Domestic violence speaker overcomes life of terror

by Rebecca Burylo
42nd Air Base Wing Public Affairs

10/11/2013 - MAXWELL AIR FORCE BASE, Ala. -  -- Her innocence was annihilated at age 5, and the ensuing silence from her family and society ultimately led to a life of sexual and physical abuse and two years of pure terror.

Tahiera Brown, clothed in deep purples, stood Oct. 3 with her chin high before an audience at the Air University's Academic Facility. She exemplified a survivor's strength in light of overwhelming tragedy.

Sharing horrific details of her abuse both as a child and later as a wife and mother as well as the terrorization she endured at the hands of her stalker-turned-captor, Brown accepted the opportunity to speak at Maxwell during National Domestic Violence Awareness Month.

April Jones, the Family Advocacy Program's outreach manager with the 42nd Medical Group, approached her with the idea to share her experiences with the military.

"The key point to take away from her story is how she survived and how she's using what she went through to make an impact to those who need to hear her voice," Jones said.

Her story

Brown grew up during the time of cotton picking and hard work. Men dominated society and ruled their wife and children with hardened control, Brown said.

She recalled several accounts of physical and sexual abuse at the hands of men throughout her life. Not once was she ensured such actions done to her were wrong.

Instead, she grew up believing the molestation she endured at ages 5 and 6 and then the beatings from her stepfather and later her husband were her fault.

"No one spoke to me to help me understand that it was not my fault. I withdrew into a little ball into my soul," she said.

Brown's mother would also emerge from behind closed doors covered in bruises. So it was no surprise to Brown when her own husband, after an arranged marriage, would beat her the night of their wedding.

"I learned how to keep silent in a domestic violent home," Brown said. "It was common knowledge and acceptable that a man could beat his wife and children during those times ... They were considered the man's property."

Brown would continue to be beaten by her husband, even while pregnant, until she filed for a divorce. It would be eight years after the divorce when he would finally leave her and her children in peace.

In 1986, Brown would meet yet another abuser on an elevator to work. He held a knife to her throat after stalking her for months.

"If it was not my life story, I would not believe so many things could happen in any person's life," Brown said. "I did not know my life was going to go through a traumatic change where a man was going to take over my home. It defines me now. It defines my journey."

The stalker released her from the elevator, but Brown found he had taken control of her children and her home.

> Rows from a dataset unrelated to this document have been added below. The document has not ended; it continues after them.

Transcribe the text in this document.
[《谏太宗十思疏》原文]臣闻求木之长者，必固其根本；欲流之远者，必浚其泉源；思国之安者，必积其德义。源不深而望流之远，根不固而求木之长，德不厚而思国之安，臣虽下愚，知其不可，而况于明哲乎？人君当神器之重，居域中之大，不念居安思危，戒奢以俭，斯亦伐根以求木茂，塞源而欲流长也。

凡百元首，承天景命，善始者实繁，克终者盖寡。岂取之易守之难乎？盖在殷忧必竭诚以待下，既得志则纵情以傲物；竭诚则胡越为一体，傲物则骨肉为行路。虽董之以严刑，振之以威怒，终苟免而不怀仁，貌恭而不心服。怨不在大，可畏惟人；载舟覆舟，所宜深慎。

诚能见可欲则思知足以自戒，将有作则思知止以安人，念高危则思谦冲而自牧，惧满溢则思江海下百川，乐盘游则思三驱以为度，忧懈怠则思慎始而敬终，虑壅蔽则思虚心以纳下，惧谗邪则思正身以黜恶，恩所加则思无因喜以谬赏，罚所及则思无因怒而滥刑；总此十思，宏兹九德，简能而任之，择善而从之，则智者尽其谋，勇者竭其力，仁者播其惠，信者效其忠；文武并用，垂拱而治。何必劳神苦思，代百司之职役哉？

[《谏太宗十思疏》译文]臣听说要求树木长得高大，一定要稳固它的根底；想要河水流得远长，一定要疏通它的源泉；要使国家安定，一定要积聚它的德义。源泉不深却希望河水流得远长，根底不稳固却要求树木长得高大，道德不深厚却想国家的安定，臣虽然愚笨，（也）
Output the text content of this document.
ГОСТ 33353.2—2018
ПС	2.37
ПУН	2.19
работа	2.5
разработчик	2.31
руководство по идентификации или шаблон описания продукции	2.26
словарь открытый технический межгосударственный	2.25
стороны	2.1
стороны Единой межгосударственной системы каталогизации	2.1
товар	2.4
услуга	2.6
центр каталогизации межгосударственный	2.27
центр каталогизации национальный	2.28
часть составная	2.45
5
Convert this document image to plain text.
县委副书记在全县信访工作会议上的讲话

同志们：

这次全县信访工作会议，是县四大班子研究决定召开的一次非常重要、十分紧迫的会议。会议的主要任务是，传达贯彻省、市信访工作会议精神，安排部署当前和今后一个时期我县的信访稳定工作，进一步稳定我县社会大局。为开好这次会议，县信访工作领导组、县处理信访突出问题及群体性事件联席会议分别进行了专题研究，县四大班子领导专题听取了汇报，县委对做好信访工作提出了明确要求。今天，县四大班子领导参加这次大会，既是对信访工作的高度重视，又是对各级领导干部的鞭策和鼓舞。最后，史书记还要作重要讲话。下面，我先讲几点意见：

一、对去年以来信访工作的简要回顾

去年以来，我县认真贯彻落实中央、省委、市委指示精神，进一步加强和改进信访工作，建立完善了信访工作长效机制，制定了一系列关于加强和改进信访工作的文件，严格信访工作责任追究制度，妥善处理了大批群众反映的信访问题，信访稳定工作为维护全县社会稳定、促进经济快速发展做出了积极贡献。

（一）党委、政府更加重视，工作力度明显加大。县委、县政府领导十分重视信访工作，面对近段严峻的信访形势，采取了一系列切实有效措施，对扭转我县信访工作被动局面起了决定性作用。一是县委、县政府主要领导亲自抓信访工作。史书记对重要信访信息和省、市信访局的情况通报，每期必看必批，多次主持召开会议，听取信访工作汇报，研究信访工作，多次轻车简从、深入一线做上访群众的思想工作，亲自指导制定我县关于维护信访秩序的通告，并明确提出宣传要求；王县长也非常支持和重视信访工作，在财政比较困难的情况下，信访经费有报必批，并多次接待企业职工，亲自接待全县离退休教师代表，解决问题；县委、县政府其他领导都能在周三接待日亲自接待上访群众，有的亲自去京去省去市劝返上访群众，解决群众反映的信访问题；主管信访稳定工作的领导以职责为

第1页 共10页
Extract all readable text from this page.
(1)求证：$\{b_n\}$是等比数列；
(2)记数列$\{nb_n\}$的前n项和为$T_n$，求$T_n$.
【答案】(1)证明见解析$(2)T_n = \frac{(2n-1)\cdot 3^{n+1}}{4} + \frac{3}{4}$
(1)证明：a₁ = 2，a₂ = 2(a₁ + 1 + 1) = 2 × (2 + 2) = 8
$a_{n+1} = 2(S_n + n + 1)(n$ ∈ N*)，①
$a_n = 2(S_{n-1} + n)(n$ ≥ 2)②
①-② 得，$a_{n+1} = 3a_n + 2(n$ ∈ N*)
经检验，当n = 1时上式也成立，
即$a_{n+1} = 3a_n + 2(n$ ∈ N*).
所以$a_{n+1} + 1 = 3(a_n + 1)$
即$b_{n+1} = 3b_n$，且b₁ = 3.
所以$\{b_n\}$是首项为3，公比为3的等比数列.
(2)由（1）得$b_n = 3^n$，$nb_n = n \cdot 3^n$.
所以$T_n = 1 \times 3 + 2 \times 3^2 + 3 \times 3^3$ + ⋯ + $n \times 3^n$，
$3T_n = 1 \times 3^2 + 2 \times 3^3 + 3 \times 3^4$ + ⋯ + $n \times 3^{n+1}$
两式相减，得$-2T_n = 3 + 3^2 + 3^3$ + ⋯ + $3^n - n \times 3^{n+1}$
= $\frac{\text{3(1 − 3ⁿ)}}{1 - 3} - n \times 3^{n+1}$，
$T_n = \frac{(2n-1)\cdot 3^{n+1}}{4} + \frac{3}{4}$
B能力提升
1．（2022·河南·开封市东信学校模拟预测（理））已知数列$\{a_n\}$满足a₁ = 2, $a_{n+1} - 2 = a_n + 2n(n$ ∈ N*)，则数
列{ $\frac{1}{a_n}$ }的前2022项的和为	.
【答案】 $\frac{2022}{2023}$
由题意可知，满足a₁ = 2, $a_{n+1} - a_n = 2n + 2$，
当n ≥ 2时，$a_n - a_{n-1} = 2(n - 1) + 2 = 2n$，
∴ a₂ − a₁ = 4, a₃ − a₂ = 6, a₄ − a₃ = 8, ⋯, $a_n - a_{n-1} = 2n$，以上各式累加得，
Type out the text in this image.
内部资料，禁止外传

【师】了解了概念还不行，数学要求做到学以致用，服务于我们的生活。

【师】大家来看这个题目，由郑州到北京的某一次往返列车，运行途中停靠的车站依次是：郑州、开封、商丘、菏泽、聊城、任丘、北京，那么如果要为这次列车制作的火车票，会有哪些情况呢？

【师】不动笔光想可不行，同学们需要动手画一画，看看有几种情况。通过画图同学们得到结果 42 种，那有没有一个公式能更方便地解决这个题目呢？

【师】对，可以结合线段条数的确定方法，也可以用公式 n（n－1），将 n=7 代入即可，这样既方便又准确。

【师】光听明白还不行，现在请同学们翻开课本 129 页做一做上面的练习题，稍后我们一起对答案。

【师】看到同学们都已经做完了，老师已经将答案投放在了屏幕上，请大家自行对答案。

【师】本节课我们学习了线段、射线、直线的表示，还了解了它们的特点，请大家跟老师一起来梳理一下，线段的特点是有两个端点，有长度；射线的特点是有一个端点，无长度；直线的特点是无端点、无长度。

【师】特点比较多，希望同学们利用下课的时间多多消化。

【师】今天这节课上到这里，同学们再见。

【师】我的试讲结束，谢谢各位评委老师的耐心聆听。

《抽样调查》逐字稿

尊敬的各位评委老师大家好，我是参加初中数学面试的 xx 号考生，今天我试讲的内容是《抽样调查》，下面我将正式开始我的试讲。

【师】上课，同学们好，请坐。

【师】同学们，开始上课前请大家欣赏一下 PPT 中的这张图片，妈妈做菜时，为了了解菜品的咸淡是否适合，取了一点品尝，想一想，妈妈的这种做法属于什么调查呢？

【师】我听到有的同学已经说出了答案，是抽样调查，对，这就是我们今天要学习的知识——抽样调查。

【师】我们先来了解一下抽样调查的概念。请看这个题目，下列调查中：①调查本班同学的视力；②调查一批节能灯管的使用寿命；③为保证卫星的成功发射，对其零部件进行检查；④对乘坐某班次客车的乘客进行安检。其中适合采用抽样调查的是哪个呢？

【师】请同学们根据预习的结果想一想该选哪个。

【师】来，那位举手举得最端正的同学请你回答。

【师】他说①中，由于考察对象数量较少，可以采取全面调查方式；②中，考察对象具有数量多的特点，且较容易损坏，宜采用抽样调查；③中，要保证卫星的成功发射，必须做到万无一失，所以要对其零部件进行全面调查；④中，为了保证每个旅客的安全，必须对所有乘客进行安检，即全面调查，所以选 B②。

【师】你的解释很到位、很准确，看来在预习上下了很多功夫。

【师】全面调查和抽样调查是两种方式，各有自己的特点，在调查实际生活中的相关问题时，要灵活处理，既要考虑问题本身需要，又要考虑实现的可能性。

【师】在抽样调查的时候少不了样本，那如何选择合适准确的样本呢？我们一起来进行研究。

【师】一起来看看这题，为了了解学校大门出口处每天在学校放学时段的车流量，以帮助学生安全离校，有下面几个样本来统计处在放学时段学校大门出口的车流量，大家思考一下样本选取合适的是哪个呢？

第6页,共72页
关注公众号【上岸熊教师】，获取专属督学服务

"I was threatened constantly, I was choked, I was beaten, I was raped, I had guns pulled on me, I had knives pulled on me," she said. "He just took over my home. Day to day, I was waiting to die, hoping to die."

Brown's son and daughter also were abused at the hands of the stranger she could only identify as a co-worker.

For two years, Brown was forced to obey her captor in order to keep her children alive. He would dress her, bathe her, lock her in handcuffs and tell her what to say, what to do and where to go.

After witnessing her own daughter's molestation, Brown knew it was time to act.

As a way to escape her tormentor and find protection for her family, she induced a drug overdose that she hoped would lead her to the care of a hospital.

The drugs that put her into a coma led her to the safety of medical care.

"I had lost all hope of saving myself. But I made up my mind to save my children. I could no longer stand by and watch a man, a stranger, torment my children anymore," she said. "In my mind, it was not suicide. I chose an act that I could get help."

She woke up from the nightmare under intensive care at a local hospital. Brown suffered from amnesia, but she and her family were safe and their captor was tried and sentenced for his crime.

Her story of freedom elicited awed responses from the audience.

"It's overwhelming that someone could go through so much pain throughout the entirety of their life," said Kristin Haynes, who works with the 42nd Medical Group. "For a while, it didn't seem like she had any life in her, but now she has a wonderful husband who is obviously her light at the end of the tunnel."

Now a successful author, speaker and business owner of both a publishing and a film and television production company, Brown hosts an online television series and advocates for domestic violence awareness.

Living in Birmingham, happily married, Brown travels the country sharing her story with colleges, libraries, high schools, elementary schools and elderly care homes.

"Today I am free," Brown said. "I made a lot of sacrifices to be free and I am here with you today to encourage you to believe in yourself and to tell you that you are worthy to be loved, you are worthy to be appreciated and you are worthy to be respected."